Die letzten schnurgeraden Meter des Anflugs. Der Einschlag. Noch ein Wimpernschlag bis zur Explosion. Rauchwolken, Feuer. Bilder, die sich als medialer Loop ins kollektive Bewusstsein geschraubt haben. In Max Färberböcks Film September werden sie zu einem nahezu extraterrestrischen Impuls, der die Menschen in irgendeiner deutschen Stadt erreicht und die Qualitäten eines privaten Menetekels annimmt. Die Katastrophe zwingt zum Innehalten, zur Umkehr, zur Konfrontation. Sie löst Schreib- und Ehekrisen aus, pusht Karrieren oder unterbricht sie. Mit fast göttlichem Gestus verwirrt sie Gespräche und Emotionen und hält doch für manches Schäflein eine Chance bereit.

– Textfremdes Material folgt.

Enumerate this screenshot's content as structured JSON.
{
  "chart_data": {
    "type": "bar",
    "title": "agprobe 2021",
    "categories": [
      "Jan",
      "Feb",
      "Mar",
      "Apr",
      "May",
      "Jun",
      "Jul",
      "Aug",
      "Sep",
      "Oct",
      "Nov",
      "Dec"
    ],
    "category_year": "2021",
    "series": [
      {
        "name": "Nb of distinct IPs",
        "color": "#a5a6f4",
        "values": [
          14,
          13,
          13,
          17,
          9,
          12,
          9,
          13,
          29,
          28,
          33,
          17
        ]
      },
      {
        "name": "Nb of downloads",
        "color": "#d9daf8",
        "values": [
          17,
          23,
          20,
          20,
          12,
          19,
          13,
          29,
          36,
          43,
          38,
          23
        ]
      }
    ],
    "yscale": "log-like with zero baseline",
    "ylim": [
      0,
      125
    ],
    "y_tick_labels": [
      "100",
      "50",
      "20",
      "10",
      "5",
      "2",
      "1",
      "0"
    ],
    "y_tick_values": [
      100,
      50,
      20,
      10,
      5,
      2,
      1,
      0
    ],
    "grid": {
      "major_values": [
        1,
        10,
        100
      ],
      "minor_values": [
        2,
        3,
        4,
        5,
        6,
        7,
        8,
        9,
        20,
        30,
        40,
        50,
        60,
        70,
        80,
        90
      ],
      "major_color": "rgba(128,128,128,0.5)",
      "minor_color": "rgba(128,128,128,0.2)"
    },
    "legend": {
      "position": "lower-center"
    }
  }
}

Als mysteriöse Druckwelle erreicht das Attentat vom 11. September hier ein bleiern verhangenes Deutschland, das schon lange auf eine Erschütterung gewartet zu haben scheint. In der leeren Aula, in der der Sohn des SEK-Einsatzleiters Helmer (Jörg Schüttauf) seine Klavierstunde hinter sich gebracht hat, springt mit einem Knall ein Fenster auf. Das sorgt für symbolischen Durchzug, der im folgenden Helmers Versagen als Vater und Ehemann einer herzkranken Frau offenbart. Die Nochgattin eines unterkühlten Vermögensberaters versenkt sich beim Anblick der ersten TV-Bilder hingebungsvoll ins fremde Leid, schließlich macht es die Trauer um die eigene Ehe kurzfristig erträglicher. Ein pakistanischer Pizzabäcker mit Lieferservice freut sich über die Umsatzsteigerung, und der erfolgsorientierte Schriftsteller Baumberger (Moritz Rinke) erprobt sich im Feuilleton als linksintellektueller Hasardeur und Querschläger. Fünf Episoden (verfasst von John Düffel, Sarah Kahn, Matthias Pacht, Moritz Rinke und Maria Scheibelhofer), die sich unter Färberböcks Regie zu Short Cuts fügen sollen, in denen der "Tag des Terrors" auch die Peripherien des Alltäglichen erzittern lässt.

Doch anders als im vergangenen Jahr der internationale Episodenfilm 11´09´01 verspielt September die Chance, die emblematischen Fernsehbilder in eine Vielfalt der Wahrnehmungen und Empfindungen aufsplittern zu lassen. Im Gegenteil, mit einer Ästhetik, die ihre Hilflosigkeit durch stumpfes Pathos übertüncht, zieht der Regisseur das Ikonografische ins Private. Jeder Episode ihre Aureole.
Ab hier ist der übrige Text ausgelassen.